Saturday, April 01, 2006

The lawn is sprouting weeds, leading to a rant about Vygotsky

I have been relatively useless all day today. The only thing I accomplished was pulling up some of the weeds in the front lawn. Although it was nice to be outside, I know that everything I do is for the purpose of procrastinating from doing what I really need to do, which is read two chapters and comment on it for my online class. But, ugh! I can't seem to get into the reading. We started a new book on Vygotsky. Vygotsky is totally "in" right now in educational psychology, but I can't seen to wrap my brain around what I'm reading. I think the reason is that Vygotsky's ideas seem to run so contrary to my own that I'm either not interested in reading it or I'm annoyed by everything that is written, so I don't want to read it.

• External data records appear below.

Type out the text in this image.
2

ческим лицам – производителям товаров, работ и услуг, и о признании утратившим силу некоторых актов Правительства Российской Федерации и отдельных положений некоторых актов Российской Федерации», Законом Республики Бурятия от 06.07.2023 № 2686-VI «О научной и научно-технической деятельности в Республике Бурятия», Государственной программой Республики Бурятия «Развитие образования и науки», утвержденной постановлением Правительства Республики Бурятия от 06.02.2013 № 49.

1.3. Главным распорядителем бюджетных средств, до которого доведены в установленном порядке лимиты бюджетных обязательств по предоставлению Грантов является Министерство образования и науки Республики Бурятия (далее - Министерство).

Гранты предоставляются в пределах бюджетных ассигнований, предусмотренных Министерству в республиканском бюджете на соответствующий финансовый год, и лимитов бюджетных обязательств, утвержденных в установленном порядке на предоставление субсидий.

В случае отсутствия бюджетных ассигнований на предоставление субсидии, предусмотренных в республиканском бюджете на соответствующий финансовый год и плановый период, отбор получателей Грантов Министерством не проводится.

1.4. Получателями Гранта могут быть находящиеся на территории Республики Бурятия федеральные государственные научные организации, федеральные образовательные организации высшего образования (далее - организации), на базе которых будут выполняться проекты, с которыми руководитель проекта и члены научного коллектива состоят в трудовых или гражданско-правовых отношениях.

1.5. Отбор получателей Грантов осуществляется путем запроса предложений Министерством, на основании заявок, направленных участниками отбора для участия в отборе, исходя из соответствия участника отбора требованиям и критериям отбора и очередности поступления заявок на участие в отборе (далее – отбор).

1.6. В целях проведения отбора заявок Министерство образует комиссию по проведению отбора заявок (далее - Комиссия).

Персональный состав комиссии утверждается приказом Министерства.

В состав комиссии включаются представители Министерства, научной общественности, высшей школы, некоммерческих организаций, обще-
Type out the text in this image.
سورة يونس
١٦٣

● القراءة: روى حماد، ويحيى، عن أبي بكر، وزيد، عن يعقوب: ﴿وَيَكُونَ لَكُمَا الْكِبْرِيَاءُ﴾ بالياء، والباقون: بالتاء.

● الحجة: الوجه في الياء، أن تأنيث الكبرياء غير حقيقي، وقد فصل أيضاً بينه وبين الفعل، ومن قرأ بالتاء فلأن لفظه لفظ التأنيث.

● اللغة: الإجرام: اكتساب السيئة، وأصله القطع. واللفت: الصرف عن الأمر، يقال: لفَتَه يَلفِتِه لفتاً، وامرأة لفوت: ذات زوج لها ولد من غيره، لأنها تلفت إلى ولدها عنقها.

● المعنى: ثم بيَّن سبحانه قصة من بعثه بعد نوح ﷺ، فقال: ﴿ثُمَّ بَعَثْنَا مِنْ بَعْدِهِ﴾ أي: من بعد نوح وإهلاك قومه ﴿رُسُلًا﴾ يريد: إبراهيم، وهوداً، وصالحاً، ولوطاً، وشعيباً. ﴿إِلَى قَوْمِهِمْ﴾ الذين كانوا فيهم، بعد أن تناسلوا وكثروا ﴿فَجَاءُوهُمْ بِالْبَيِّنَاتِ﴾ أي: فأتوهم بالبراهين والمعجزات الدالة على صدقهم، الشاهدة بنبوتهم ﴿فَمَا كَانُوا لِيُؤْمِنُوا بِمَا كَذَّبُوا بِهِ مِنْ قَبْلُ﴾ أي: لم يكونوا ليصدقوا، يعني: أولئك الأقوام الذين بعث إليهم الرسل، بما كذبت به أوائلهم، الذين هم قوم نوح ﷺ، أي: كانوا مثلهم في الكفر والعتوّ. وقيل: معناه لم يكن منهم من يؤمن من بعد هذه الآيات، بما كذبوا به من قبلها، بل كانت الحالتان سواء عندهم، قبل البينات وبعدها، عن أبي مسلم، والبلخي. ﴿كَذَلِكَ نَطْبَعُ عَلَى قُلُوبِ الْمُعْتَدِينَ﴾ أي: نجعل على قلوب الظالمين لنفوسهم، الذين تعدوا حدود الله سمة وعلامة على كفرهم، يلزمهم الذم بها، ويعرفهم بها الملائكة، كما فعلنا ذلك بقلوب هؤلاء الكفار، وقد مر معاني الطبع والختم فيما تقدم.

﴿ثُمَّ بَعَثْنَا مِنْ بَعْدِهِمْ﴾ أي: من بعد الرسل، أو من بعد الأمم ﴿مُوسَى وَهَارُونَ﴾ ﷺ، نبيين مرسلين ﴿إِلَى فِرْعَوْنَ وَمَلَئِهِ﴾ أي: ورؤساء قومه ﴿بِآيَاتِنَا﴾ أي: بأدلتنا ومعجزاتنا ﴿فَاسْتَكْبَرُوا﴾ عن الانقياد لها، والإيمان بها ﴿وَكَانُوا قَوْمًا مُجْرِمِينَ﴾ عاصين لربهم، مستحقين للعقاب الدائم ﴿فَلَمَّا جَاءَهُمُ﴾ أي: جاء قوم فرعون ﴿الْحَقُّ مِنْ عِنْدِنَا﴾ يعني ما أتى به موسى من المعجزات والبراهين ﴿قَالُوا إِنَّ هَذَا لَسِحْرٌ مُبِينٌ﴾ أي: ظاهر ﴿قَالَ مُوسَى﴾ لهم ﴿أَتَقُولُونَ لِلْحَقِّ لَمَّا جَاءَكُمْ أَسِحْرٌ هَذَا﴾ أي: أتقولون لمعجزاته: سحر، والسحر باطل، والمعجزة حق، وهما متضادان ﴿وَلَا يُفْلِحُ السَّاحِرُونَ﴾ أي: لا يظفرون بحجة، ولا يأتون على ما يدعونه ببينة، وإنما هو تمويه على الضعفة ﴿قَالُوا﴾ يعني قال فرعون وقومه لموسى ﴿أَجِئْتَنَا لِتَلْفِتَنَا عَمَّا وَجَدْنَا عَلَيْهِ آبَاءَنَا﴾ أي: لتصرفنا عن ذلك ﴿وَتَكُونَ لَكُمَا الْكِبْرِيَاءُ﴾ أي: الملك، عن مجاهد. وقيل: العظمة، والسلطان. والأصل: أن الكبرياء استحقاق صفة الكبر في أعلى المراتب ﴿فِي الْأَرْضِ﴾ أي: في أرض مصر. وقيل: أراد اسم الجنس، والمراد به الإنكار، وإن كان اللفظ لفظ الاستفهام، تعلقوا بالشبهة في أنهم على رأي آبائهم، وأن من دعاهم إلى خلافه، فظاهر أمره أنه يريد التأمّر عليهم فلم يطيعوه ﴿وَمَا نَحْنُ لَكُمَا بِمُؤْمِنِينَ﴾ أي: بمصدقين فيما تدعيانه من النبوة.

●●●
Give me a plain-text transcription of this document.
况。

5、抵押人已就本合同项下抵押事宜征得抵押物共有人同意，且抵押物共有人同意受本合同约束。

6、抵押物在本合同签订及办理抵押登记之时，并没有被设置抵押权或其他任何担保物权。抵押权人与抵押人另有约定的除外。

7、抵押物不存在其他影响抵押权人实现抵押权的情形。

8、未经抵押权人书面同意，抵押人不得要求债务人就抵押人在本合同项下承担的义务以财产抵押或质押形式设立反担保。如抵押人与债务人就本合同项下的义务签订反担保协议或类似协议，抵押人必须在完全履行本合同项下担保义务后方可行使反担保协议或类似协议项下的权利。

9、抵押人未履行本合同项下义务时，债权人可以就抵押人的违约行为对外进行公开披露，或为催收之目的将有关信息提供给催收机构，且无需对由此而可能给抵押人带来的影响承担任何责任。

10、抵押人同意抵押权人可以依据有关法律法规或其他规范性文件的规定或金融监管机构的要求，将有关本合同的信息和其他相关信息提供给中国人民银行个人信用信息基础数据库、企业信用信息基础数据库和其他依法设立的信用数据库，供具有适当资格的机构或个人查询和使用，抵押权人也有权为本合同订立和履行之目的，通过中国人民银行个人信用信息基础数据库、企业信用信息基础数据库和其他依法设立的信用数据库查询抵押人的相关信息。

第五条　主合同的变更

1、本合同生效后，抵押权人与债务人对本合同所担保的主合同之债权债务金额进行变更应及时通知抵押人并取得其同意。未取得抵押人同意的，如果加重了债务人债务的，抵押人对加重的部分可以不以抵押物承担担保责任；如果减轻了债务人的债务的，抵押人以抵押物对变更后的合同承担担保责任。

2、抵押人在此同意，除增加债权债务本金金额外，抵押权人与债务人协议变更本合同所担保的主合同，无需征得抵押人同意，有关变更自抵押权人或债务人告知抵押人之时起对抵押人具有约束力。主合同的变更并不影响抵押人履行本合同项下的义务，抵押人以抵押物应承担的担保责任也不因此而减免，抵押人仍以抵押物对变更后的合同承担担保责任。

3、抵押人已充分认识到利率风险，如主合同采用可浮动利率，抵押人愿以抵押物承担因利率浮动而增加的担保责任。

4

I think there is some accuracies to his ideas, so I want to get something out of the assignment. Vygotsky suggests that cognition originates in social interaction that is internalized. What first occurs interpersonally then occurs intrapersonally. Education is simply a means of enculturation through dialogue and artifact mediation (i.e., language or other tool use). I can agree with these ideas and I think dialogue is important for learning, but Vygotsky also suggests that cognition must be examined holisitically. It cannot be broken down into its component parts. In fact, cognition is emergent. Its emergent properties are fundamentally different from its constituent parts (i.e., cognition is more than the sum of its parts). If you break down cognition into its elements and study those independently, you can say nothing about the whole thing when you put it back together again.

I don't fully agree with this because I think that a stance like this inevitable leads to a return to strict behaviorism (in the guise of a sociocultural/historical paradigm) and shunning cognitive information processing. The only proper unit of analysis is behavior in a sociocultural context and there is no one-to-one relationship between behavior and cognition. I hail from the cognitive information processing approach, so these ideas about cogntition grate on my nerves. I think it is still possible and beneficial to examine the cognitive processes involved in any learning activity. In fact, I think we are doing a disservice to children to ignore this aspect of learning. I don't suggest that cognition is fixed, and therefore, we should differentiate between children based on cognitive tasks (especially ones with questionable validity). But, we should analyze the potential cognitive processes involved in a task and work on improving these processes if the child so needs it. Bringing Vygotsky back in, the way in which these higher cognitive processes are learned is through social interaction in the child's zone of potential learning.

There are many other aspects of Vygotsky's theory, but I won't go into it. The reader can do so if he or she wishes.